The project as it is currently is enough to fly one or more Tello Edu drones via a simple yet sophisticated set of controls. Expanding its capabilities is easy, with layers of modules which expose increasingly more detailed / low-level functionality. I'd suggest adding or changing:

• Position Tracking. By tracking the relative position of each Tello from when it launches, this will enable behaviours such as "return to start", and will e.g. allow Mission Pad locations to be shared with other Tellos in the swarm - a pre-requisite for collaborative swarm behaviour. Clearly accuracy will decrease over time, but could be regularly restored using the reorient() method described above.
• Better Error Checking. Some error checking is already implemented, but it's incomplete. Getting the arc radius correct for a curve is sometimes difficult, and this project could be more helpful in identifying the errors and suggesting valid alternative values.

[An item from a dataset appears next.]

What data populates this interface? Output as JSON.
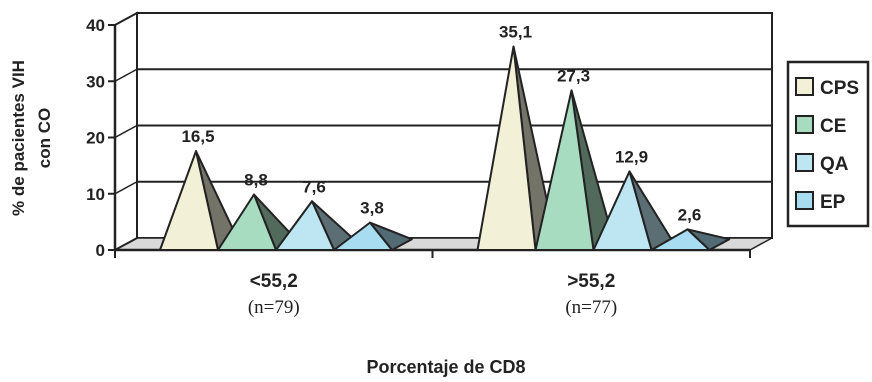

• Implement on_error alternative commands for Flips and Curves, which can easily fail due to e.g. battery low or incorrect curve radius values. This will ensure Tello is less likely to end up in an unexpected location.
• Command Stream & Logging. Currently all commands either sent or received are printed to the Python Console. These would be better saved in a detailed log file, so that only key information is presented to the user in the Console.